The tumors are separated into three main histologic or microscopic types:
- Ceruminous adenocarcinoma, NOS
- Ceruminous adenoid cystic carcinoma
- Ceruminous mucoepidermoid carcinoma
All of the tumors are infiltrative into the soft tissue, benign ceruminous glands, and/or bone. The tumor may expand into the overlying squamous surface epithelium, but it usually does not arise from the surface epithelium. The tumors are cellular, arranged in solid, cystic, cribriform, glandular, and single cell patterns. It is uncommon to see tumor necrosis, but when it is present, it is diagnostic of cancer. The same is true of perineural invasion. Nuclear pleomorphism is usually easily to identify, with the nuclei containing prominent nucleoli. There are usually increased mitotic figures, including atypical forms. There are usually areas of stromal fibrosis. Ceroid (cerumen or ear wax) is not seen in malignancies, although it is seen in benign tumors. The specific features of each tumor type can help with the separation into adenoid cystic carcinoma or mucoepidermoid types.

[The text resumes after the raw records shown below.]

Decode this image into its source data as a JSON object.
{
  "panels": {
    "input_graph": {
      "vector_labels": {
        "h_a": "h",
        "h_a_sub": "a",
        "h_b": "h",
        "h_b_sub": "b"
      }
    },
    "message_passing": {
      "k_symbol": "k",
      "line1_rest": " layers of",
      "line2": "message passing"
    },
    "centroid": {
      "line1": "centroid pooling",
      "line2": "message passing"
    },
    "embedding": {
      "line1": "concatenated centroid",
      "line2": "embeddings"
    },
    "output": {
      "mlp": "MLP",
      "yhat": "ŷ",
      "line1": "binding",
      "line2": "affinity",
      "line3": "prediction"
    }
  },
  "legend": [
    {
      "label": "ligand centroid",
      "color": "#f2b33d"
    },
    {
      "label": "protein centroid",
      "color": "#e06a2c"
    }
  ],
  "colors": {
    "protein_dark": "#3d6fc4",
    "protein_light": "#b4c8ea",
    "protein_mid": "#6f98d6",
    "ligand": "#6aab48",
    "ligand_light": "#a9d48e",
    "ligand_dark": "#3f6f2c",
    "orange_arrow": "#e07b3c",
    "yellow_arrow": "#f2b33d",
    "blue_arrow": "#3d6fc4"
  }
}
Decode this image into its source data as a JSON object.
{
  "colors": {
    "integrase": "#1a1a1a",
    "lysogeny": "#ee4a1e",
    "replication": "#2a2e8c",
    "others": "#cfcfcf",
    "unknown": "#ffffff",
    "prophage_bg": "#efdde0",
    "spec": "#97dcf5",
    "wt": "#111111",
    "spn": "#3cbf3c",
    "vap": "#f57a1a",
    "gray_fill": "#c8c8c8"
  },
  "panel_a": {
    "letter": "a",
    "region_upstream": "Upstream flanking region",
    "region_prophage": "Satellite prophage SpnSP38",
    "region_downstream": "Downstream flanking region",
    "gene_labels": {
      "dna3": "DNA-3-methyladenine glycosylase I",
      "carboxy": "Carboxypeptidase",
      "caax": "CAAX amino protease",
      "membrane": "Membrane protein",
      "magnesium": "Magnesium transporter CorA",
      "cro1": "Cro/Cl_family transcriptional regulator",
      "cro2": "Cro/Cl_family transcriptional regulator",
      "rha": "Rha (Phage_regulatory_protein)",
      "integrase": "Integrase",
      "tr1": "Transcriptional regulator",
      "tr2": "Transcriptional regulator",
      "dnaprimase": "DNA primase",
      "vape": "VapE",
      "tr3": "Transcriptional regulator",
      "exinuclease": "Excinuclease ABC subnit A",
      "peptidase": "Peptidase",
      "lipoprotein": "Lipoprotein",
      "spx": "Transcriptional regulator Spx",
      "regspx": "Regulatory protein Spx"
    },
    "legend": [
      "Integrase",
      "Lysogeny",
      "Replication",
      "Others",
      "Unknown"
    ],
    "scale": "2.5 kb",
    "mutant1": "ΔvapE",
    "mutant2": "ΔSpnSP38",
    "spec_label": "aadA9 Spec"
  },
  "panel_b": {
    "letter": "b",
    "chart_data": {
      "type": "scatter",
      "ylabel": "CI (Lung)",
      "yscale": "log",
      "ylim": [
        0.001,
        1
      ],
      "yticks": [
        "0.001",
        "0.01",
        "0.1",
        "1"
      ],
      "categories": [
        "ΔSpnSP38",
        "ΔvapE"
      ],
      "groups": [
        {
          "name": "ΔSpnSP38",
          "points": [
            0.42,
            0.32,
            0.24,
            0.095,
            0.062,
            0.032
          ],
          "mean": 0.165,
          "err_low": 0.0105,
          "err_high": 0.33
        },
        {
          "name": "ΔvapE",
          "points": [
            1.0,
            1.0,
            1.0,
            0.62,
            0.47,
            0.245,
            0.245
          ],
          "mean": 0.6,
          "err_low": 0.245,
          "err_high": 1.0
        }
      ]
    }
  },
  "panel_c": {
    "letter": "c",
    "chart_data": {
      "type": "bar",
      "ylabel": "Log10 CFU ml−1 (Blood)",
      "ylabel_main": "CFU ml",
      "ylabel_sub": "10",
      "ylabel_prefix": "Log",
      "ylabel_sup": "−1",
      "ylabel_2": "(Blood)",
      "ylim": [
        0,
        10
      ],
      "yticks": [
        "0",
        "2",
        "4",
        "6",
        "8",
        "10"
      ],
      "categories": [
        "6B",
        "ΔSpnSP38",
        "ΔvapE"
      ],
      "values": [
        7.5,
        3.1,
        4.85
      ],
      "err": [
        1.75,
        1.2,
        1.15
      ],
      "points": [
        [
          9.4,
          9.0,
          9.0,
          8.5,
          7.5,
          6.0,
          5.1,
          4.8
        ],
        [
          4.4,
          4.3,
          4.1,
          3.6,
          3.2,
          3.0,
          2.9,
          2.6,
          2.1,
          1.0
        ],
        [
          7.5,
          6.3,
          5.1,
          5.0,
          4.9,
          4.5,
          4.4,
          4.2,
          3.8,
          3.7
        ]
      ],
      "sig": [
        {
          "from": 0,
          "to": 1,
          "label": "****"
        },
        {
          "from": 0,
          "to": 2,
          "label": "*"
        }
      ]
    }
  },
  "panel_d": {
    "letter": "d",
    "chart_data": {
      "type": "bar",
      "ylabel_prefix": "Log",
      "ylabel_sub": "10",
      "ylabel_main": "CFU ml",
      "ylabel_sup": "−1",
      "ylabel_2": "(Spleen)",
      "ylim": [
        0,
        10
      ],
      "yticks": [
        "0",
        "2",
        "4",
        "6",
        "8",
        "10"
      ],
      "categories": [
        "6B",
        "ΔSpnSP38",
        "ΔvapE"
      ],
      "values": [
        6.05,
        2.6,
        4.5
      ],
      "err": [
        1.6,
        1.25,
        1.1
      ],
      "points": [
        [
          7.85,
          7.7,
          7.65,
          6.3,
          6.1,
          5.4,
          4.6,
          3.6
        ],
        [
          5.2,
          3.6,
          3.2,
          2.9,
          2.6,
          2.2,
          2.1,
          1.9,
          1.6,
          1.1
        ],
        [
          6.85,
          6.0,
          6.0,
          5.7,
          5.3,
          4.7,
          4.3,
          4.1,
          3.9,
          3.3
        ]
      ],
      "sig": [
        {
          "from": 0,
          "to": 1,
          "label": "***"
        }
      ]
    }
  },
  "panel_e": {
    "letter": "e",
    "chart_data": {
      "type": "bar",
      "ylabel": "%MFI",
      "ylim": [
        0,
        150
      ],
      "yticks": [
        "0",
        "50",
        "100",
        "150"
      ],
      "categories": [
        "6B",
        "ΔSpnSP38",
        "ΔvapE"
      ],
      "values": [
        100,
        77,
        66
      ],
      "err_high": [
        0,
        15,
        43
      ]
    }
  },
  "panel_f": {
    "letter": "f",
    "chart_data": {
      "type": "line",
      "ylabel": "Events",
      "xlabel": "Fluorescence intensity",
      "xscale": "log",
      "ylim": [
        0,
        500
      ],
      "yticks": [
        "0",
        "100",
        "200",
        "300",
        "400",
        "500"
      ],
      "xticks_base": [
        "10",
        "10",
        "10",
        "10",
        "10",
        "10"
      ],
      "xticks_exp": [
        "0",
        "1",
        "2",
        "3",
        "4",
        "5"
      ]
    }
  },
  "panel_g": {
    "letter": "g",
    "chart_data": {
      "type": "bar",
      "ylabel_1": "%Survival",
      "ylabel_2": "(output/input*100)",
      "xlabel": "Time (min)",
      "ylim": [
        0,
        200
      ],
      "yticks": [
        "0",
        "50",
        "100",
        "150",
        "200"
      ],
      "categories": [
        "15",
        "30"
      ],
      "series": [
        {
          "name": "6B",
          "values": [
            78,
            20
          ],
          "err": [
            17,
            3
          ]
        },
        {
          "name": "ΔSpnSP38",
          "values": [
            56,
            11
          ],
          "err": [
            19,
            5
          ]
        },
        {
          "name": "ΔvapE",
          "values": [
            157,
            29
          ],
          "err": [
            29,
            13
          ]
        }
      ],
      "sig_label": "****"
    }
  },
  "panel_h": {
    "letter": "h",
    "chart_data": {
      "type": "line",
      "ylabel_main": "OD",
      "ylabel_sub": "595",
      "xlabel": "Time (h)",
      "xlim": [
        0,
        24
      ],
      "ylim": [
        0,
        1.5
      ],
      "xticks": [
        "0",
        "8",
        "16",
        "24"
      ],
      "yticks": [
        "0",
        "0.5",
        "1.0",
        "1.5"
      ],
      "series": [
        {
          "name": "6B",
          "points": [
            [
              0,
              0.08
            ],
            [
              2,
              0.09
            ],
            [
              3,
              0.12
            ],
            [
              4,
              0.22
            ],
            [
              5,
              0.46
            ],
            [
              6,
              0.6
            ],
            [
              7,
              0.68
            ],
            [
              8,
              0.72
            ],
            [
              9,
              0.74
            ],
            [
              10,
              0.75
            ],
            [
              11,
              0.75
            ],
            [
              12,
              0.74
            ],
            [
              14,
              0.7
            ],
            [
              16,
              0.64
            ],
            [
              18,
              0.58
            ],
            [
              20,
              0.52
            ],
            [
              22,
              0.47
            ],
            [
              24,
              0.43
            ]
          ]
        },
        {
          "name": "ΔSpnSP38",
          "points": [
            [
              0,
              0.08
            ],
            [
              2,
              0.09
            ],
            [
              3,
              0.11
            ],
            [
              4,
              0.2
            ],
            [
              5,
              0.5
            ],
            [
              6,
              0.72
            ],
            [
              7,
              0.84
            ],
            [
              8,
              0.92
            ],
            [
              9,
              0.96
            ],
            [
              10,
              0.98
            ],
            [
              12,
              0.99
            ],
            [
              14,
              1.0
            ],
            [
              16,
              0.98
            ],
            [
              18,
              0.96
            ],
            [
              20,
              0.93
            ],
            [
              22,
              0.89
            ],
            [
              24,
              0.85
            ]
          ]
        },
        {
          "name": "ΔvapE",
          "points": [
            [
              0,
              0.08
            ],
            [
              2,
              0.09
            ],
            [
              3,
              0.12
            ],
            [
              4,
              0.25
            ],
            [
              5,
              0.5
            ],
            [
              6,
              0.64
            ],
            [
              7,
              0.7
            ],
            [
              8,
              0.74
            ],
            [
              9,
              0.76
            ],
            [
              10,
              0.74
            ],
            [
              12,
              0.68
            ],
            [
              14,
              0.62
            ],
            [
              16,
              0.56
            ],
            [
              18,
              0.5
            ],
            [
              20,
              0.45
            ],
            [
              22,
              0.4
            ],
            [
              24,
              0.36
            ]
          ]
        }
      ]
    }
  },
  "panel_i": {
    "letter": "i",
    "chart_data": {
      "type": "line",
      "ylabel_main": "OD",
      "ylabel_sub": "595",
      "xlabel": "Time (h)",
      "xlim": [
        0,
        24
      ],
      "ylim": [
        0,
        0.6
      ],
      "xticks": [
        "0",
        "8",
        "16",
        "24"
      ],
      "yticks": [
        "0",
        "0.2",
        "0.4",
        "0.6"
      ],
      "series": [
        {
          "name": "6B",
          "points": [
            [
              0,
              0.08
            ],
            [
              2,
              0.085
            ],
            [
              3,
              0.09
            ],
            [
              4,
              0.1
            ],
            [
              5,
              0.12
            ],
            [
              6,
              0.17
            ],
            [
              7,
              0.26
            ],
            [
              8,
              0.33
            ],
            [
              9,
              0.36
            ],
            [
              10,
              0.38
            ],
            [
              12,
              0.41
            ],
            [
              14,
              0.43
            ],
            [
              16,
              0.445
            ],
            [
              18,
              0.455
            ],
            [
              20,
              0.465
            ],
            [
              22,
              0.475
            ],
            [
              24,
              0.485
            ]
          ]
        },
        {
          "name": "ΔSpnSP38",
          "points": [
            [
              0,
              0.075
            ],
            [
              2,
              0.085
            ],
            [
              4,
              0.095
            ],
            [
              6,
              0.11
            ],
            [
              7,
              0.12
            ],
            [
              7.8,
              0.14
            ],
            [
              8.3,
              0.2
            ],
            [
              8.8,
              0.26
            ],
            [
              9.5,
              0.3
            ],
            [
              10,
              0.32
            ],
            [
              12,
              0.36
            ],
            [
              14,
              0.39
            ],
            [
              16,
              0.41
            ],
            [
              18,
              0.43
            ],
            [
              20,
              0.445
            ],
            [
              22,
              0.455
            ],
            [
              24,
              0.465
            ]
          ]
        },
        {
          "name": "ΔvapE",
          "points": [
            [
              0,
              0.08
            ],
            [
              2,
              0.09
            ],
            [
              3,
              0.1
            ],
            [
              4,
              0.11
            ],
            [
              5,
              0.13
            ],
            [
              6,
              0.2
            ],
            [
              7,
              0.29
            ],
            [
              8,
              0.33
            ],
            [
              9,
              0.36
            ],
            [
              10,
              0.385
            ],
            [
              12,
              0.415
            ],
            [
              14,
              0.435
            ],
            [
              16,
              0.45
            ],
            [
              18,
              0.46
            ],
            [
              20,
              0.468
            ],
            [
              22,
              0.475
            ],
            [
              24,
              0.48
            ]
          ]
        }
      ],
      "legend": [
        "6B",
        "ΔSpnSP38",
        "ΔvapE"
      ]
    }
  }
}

==== Immunohistochemistry ====
Immunohistochemistry will help to show the biphasic appearance of the tumor, highlighting the basal or the luminal cells:
- Luminal cells: positive with CK7 and CD117
- Basal cells: positive with p63, S100 protein and CK5/6

=== Differential diagnoses ===
It is important to exclude a tumor which is directly extending into the ear canal from the parotid salivary gland, especially when dealing with an adenoid cystic or mucoepidermoid carcinoma. This can be eliminated by clinical or imaging studies. Otherwise, the histologic differential diagnosis includes a ceruminous adenoma (a benign ceruminous gland tumor) or a neuroendocrine adenoma of the middle ear (middle ear adenoma).

== Management ==
Wide, radical, complete surgical excision is the treatment of choice, with free surgical margins to achieve the best outcome and lowest chance of recurrence. Radiation is only used for palliation. In general, there is a good prognosis, although approximately 50% of patients die from disease within 3–10 years of presentation.

== Epidemiology ==
This is a very rare neoplasm accounting for approximately 0.0003% of all tumors and about 2.5% of all external ear neoplasms. Ceruminous adenocarcinomas (CA) is a rare type of tumor and has a very small amount of literature on it. The ages to develop ceruminous adenocarcinomas are between 21 and 92 and being most present around 48. There is no statistical difference between being male and female and developing the tumor and there is no racial inclination. The typical treatment of CA is through surgery and radiation. The type of cut is important with the recurrence rate. Long-term outcomes are better when having the wide cut near the tumor. If the tumor reoccurs there is an 83% chance of mortality and if it does not reoccur there is a 9% chance of mortality. Older people have a lower survival rate than younger ones. The local reoccurrence rate is 49% and the distant metastasis rate is 13%. With local reoccurrence being at 49%, follow-up is very important.